There are four Grand Slams in one year, and 40 in a decade. Despite the importance we attach to these major events, the tennis world is lucky to have so many major tournaments in a year, unlike cricket or football in which each sport culminates once every four years in a World Cup.
This abundance also means that it becomes very difficult for one major to stand out among the crowd. Hence, one major often becomes more important or more memorable than the others. People will remember the 2008 Wimbledon more clearly than, say, the 2006 final because of how remarkable the 2008 final was.
A Grand Slam needs to have a signature moment. A moment which the fans will remember for a long time, the story of which will sometimes eclipse all other events. At Wimbledon this year, it was the Isner-Mahut saga that stole the show more than the fact that Rafael Nadal completed his second Euro Slam.
Last year, the Cinderella story of Melanie Oudin stole the show ahead of Juan Martin del Potro and Roger Federer (in fact, Federer’s tweener became much more discussed, too).
Already four days into the Open, the final major at the Flushing Meadows was missing such a story. An event which not only displays the sport's high quality, but is backed up with lots of emotion and drama to compel even the most neutral fans of the game to vehemently take sides.
And when we talk of the Open, two things come to mind. An up-and-coming American player and a fifth-set tiebreaker. This was exactly what happened as I sat and watched (half-yawning) as Andy Murray steamroll past his second-round opponent (not that Murray was not playing good—in fact, I like Murray’s game a lot. Just that it is no fun watching a one-sided affair. Which is why I usually skip Federer’s first-week matches at a major). I saw the IBM Slam Tracker where the match between Ryan Harrison and Sergiy Stakhovsky (I assure you the spelling is correct—I looked it up on Google) just reached the deciding set.

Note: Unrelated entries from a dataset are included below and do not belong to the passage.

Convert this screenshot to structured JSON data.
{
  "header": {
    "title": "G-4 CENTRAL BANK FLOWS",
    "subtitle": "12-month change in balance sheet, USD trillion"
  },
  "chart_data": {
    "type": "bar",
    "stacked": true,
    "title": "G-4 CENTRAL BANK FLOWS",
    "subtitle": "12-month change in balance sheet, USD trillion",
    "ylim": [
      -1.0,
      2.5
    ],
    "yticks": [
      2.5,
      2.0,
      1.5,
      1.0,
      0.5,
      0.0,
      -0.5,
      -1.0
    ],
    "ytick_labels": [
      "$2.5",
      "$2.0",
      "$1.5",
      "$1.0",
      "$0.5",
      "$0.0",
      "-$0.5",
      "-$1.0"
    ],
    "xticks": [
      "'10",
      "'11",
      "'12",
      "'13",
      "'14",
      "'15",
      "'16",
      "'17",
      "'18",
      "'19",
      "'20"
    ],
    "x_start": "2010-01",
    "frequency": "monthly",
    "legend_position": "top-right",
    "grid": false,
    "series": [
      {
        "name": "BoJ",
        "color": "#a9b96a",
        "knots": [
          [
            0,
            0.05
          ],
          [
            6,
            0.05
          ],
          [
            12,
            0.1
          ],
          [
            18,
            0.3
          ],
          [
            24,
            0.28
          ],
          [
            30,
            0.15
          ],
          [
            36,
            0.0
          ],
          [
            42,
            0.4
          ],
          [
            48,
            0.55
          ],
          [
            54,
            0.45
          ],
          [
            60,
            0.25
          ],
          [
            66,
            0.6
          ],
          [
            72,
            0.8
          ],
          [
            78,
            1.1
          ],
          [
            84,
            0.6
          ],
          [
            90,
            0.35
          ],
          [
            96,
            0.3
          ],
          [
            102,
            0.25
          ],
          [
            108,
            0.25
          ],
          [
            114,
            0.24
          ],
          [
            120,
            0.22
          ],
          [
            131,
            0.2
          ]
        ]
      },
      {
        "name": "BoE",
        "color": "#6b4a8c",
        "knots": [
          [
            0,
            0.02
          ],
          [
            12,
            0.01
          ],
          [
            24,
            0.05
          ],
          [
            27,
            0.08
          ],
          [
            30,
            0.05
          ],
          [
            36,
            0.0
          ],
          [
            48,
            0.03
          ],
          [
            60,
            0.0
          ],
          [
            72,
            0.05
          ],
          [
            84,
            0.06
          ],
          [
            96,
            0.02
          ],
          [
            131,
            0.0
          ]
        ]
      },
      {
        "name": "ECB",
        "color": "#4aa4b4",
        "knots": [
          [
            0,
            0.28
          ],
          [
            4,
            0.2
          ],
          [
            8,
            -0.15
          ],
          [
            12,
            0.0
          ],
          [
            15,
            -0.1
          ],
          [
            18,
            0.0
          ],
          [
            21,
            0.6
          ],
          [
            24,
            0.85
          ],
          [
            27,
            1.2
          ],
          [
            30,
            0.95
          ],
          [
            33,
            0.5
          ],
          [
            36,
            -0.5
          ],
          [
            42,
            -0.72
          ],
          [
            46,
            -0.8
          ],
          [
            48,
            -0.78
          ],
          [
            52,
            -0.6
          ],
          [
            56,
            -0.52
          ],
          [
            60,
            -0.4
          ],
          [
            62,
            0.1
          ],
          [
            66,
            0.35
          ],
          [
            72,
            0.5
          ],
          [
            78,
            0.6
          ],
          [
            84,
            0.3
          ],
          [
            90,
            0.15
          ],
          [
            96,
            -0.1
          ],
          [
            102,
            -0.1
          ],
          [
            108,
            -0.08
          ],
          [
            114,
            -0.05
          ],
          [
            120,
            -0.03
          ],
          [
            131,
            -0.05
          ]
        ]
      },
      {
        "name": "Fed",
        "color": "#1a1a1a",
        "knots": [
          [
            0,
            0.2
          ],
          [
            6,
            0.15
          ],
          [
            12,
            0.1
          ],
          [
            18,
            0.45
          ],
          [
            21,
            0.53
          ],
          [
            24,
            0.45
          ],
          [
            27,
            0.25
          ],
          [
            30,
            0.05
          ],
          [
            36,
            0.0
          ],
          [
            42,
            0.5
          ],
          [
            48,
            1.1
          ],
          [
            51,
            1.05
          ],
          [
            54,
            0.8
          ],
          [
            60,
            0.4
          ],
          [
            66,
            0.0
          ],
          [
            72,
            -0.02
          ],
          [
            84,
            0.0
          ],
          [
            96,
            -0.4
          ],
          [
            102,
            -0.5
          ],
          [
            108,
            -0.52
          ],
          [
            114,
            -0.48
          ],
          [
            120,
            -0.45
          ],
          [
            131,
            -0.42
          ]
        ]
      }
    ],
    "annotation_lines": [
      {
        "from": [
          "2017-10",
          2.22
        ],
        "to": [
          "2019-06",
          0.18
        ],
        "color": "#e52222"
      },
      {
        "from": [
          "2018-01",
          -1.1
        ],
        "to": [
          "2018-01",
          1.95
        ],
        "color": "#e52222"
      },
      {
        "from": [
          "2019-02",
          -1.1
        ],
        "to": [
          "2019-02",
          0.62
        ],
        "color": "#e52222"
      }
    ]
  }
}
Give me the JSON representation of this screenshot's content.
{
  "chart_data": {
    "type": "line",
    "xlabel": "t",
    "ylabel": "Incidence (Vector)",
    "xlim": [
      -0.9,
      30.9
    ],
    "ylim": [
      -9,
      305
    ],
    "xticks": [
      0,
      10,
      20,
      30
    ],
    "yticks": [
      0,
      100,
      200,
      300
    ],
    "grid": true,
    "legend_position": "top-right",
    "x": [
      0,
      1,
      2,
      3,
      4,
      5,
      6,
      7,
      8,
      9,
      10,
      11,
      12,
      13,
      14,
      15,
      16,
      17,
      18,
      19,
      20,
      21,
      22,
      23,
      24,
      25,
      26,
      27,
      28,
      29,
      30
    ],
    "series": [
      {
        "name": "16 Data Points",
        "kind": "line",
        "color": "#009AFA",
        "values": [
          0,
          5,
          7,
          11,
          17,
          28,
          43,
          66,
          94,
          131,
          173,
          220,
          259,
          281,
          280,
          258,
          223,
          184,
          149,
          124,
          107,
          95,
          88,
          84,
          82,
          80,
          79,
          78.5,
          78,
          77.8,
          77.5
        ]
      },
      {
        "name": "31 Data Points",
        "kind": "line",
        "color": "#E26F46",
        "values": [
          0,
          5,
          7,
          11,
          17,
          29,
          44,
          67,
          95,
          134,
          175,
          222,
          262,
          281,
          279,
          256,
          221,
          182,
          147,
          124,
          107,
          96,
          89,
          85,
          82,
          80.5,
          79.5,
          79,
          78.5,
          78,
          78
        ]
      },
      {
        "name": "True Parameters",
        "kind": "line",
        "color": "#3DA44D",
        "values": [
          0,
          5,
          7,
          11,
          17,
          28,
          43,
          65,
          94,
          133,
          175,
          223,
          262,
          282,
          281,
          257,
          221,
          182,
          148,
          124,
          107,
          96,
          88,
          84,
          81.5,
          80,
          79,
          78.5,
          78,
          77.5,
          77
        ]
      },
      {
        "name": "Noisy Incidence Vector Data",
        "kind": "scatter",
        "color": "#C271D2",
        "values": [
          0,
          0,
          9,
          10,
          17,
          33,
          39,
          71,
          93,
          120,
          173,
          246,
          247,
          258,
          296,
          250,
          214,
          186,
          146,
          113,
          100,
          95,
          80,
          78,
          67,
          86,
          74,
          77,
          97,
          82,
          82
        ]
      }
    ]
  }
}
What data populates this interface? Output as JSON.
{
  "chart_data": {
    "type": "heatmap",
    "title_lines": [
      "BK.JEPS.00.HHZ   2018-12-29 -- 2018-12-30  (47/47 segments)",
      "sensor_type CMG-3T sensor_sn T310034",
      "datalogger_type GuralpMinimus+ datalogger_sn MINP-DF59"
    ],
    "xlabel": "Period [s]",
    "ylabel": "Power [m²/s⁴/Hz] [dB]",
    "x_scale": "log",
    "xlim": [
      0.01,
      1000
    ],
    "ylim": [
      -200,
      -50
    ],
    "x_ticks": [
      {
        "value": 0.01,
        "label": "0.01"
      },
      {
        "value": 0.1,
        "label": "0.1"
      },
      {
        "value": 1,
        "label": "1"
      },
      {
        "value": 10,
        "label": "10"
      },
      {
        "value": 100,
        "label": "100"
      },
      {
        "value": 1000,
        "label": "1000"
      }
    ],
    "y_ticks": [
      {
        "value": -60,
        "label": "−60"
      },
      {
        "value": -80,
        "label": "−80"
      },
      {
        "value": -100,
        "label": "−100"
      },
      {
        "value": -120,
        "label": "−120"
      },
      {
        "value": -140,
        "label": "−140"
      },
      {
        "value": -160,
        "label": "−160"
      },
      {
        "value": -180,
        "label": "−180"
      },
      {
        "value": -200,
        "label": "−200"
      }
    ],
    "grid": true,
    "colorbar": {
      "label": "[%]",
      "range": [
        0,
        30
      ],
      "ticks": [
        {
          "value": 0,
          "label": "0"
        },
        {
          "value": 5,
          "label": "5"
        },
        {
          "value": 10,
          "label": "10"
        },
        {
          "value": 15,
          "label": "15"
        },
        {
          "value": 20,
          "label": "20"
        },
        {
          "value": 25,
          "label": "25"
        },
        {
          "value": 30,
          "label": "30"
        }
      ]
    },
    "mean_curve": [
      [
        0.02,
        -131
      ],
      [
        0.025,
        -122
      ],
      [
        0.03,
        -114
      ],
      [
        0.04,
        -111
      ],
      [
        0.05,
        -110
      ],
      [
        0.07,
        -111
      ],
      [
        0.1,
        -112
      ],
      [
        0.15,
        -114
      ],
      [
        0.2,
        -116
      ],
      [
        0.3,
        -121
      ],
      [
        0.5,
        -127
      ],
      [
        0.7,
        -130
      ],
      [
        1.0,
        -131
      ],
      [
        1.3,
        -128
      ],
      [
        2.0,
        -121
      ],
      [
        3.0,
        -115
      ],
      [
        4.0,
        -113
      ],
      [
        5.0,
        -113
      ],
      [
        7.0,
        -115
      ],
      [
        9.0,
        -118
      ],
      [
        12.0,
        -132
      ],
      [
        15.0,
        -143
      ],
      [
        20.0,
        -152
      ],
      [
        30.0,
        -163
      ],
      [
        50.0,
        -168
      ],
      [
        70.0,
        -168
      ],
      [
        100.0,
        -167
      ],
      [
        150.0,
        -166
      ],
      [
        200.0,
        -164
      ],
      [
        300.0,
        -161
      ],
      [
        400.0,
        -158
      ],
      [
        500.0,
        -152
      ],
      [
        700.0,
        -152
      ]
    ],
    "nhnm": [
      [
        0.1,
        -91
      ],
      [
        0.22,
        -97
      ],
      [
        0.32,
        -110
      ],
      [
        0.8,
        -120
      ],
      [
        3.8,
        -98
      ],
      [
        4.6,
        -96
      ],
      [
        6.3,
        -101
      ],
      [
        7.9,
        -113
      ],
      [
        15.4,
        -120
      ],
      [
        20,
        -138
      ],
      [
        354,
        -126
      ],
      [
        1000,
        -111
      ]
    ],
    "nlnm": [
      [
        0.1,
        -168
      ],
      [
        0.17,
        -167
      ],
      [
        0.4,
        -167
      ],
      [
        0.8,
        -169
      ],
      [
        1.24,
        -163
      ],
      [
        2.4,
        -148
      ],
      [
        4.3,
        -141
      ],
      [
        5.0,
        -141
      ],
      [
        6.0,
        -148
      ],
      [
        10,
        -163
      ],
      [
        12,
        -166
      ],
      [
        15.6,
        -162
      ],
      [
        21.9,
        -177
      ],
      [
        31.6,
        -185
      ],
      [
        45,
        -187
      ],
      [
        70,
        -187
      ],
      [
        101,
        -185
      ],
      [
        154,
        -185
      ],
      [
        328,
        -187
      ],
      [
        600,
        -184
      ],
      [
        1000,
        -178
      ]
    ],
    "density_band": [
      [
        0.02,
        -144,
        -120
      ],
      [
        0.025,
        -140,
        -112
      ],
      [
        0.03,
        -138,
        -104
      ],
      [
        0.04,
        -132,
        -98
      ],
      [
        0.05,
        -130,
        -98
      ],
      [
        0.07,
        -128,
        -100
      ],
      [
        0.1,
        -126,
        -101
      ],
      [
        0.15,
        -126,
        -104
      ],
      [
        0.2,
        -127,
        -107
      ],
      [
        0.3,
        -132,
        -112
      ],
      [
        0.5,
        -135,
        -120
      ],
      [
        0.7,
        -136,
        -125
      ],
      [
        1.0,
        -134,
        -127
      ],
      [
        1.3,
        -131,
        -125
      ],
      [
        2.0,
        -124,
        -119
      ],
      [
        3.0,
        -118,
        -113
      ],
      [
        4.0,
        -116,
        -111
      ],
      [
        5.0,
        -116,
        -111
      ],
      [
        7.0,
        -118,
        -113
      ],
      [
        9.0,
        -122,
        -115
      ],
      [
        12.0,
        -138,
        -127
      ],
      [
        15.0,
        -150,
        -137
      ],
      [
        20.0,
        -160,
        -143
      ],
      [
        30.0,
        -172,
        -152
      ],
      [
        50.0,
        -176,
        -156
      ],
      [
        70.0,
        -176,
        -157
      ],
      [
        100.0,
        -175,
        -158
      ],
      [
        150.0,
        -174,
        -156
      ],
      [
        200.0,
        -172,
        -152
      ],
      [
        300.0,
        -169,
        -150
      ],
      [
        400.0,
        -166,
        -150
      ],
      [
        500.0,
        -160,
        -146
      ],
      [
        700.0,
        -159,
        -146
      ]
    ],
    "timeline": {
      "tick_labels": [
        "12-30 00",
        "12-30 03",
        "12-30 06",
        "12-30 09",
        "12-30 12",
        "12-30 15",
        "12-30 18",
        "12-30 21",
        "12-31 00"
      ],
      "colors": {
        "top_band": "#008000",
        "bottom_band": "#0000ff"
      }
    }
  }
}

True to the American hype, Harrison was the news after his first-round win, and I decided to look him up during the changeover. To my surprise, I found the word “Nick Bollettieri” in his Wikipedia entry. A surprise, because this kid looked anything but a product from the Bollettieri Academy. First, he looked small and less powerful—even though the ATP listed him as 6'1"—than most from the NB Academy (think Andre Agassi, Jim Courier, or Maria Sharapova).
The second surprise was the way he played. He had lots of flexibility, for one, which was apparent even during his serve as he sufficiently bent his knees and spine, and even attempted some Clijsters’ type splits. Next, he didn't seem like a former NBian—hard-hitting, baseline ball-bashing. He possessed a good, smooth slice, made good, intelligent approaches and was never afraid to serve and volley, even on the second serve.
For all the goods the boy has, it sometimes became irritating to watch the crowd go totally against Sergiy, even when he had done seemingly nothing wrong other than competing well against the local hero. While a crowd cheering for the apparent villain’s unforced errors is nothing new (the French Open quarterfinal between Nadal and Robin Soderling comes to mind), it was the commentators’ total obsession (whose comments were streamed live at usopen.org) with Harrison to the point of even forgetting that the court contained two players is what added the emotion.
Sergiy understood it perfectly well too, which is why he tried nothing silly to start an uncontrollable crowd uproar. In fact, he mostly seemed visibly uninterested in the contest, to the point of looking rather amused at the whole situation as he let out some dry smiles in between the points. This in no way affected the way he played, though, as he showed thorough fighting spirit (perhaps the crowd turned him on) including some courage as well.
Is it somewhat annonying that modern tennis has primarily become a baseline-bashing game?
Sure, most of the top 10 have succeeded with such a style, but we do have players like Sergiy (and now Harrison), Michael Llorda, and the like who keep the beauty of the touch game alive. And watching these players, there is hope that some day a kid with such a style will come along with the mental strength of Nadal (both players committed double faults at 5-5 and 6-6 in the fifth set tie-breaker, respectively) and will dominate the circuit.
Will that kid be Ryan Harrison? He did not come out the better man today—it was Sergiy who fell to the court in relief, much to my ecstasy, if only to see the rude NY crowd and disillusioned broadcasters disappointed—but it would be great to see this all-court player become successful in the future.
Today, though, it was about irrational emotion and beautiful all-court play. And with this, I have got my signature event for the 2010 US Open...so far.